There is no longer any local train station in Beloeil. Instead, people wishing to take the Montreal commuter train must do so at the McMasterville train station. CIT de la Vallée du Richelieu offers a bus service linking Saint-Hyacinthe to Longueuil by way of Beloeil along route 116. Its Longueuil terminus connects directly to the Yellow Line of the Montreal Metro. An additional, more occasional service links Beloeil to downtown Montreal directly.

However, the vast majority of the population of Beloeil prefer to use the road to commute to work. In 2006, among the local population that worked outside their home, 81% reported driving to work, and 5% reported going in someone else's car, whereas only 7.5% reported using public transit. Among other methods of transportation, 5.9% reported walking or using a bicycle.

==Education==
In 2021, of the population 15 and older, 64.4% reported having a post-secondary diploma of some form (vocational, CÉGEP or university). 27.6% of the total population reported having a university diploma or degree. Among those who did pursue post-secondary education, 3,310 specialized in business, management and public administration, and 2,515 in architecture, engineering, and related trades.

Locally, Beloeil has five French-language public elementary schools serving around 1200 to 1300 elementary school-age children (6 to 12): Le Petit Bonheur, Le Tournesol, Saint-Mathieu, Jolivent and au Coeur-des-Monts, which belong to the Commission Scolaire des Patriotes, as well as one English-language elementary school, Cedar. Beloeil also has a French-language high school, the École Secondaire Polybel.
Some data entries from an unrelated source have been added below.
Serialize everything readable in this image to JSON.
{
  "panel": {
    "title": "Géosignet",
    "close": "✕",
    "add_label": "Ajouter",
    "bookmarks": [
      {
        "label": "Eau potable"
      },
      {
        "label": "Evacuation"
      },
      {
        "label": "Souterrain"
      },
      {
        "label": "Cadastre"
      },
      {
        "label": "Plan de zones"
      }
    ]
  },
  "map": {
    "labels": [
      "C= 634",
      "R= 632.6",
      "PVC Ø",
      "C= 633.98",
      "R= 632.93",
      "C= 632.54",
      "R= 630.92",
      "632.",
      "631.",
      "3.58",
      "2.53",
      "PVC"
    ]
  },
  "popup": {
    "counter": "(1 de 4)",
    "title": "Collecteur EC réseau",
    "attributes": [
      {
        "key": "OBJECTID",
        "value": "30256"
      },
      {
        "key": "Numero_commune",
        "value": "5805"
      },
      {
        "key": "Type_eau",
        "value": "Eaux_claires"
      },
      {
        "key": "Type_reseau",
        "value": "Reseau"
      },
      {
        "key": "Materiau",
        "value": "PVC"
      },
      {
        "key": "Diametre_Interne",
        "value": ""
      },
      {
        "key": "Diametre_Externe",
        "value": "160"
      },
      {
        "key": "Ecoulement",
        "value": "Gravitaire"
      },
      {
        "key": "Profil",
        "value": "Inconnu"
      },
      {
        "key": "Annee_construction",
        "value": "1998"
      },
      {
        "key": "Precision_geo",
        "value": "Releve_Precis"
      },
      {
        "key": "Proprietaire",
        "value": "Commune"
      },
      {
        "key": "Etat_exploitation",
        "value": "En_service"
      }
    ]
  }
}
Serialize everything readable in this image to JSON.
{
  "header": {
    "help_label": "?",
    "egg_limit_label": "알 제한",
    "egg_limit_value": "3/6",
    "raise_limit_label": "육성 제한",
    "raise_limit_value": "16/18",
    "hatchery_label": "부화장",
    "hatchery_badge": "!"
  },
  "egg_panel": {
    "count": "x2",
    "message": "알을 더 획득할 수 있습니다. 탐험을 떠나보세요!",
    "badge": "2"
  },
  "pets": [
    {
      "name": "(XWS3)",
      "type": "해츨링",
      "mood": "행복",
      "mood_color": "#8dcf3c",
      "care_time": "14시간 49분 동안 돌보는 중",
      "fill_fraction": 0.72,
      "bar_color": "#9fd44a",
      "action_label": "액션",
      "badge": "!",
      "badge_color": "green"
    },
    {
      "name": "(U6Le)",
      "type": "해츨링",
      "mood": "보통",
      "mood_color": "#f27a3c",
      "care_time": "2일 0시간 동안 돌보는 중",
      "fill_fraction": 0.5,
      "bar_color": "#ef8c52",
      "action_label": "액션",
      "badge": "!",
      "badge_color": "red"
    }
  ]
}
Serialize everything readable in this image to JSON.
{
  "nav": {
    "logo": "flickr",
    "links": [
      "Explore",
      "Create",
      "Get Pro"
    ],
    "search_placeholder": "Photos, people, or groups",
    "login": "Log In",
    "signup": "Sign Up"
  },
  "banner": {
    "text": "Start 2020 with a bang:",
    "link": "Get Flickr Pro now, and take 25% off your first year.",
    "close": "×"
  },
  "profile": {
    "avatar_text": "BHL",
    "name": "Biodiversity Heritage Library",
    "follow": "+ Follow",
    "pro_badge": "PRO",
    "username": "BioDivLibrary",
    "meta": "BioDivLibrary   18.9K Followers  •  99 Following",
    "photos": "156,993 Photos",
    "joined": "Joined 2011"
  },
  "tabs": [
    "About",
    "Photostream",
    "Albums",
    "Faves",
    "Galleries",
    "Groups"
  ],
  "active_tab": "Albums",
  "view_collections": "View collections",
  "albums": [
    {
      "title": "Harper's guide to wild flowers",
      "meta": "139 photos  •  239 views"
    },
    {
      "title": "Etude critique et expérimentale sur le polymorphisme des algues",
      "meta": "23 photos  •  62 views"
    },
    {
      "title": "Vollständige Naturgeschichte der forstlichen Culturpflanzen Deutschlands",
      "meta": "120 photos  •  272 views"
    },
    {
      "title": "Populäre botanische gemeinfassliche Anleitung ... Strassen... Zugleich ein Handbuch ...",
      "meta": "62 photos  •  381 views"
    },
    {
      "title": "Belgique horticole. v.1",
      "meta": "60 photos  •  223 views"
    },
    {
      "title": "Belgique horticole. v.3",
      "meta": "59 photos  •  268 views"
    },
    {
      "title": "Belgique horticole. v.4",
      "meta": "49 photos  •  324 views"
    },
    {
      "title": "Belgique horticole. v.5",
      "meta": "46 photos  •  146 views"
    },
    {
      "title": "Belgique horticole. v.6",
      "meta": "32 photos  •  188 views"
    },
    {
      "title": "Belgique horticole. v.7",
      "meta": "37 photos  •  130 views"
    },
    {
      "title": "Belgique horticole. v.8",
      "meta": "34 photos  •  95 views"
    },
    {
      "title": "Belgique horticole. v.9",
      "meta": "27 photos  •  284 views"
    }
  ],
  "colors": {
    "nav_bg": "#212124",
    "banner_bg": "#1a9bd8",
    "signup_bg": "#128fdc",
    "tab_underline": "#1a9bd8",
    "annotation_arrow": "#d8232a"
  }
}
The South Shore Protestant Regional School Board previously served the municipality.

==Notable people==
Several artists, sportsmen and politicians were born, lived, or died in Beloeil:

- Lorne "Gump" Worsley, National Hockey League goaltender for the Montreal Canadiens, New York Rangers and Minnesota North Stars, and member of the Hockey Hall of Fame
- Béatrice La Palme, Early twentieth century opera singer, who performed before king Edward VII
- Louis-Philippe Brodeur, Lawyer, Liberal MP, minister and speaker of the house, Supreme Court justice, and Lieutenant-Governor of Quebec
- Blessed Mother Marie Rose Durocher, founder of the Sisters of the Holy Names of Jesus and Mary
- Philippe-Auguste Choquette, Lawyer, judge, Liberal MP and Senator.
- Chantal Benoit, wheelchair basketball player.
- Allan Leal, Attorney-General of Ontario, member of the Order of Canada.
- Charles Jourdain, Canadian mixed martial arts competing in the Ultimate Fighting Championship.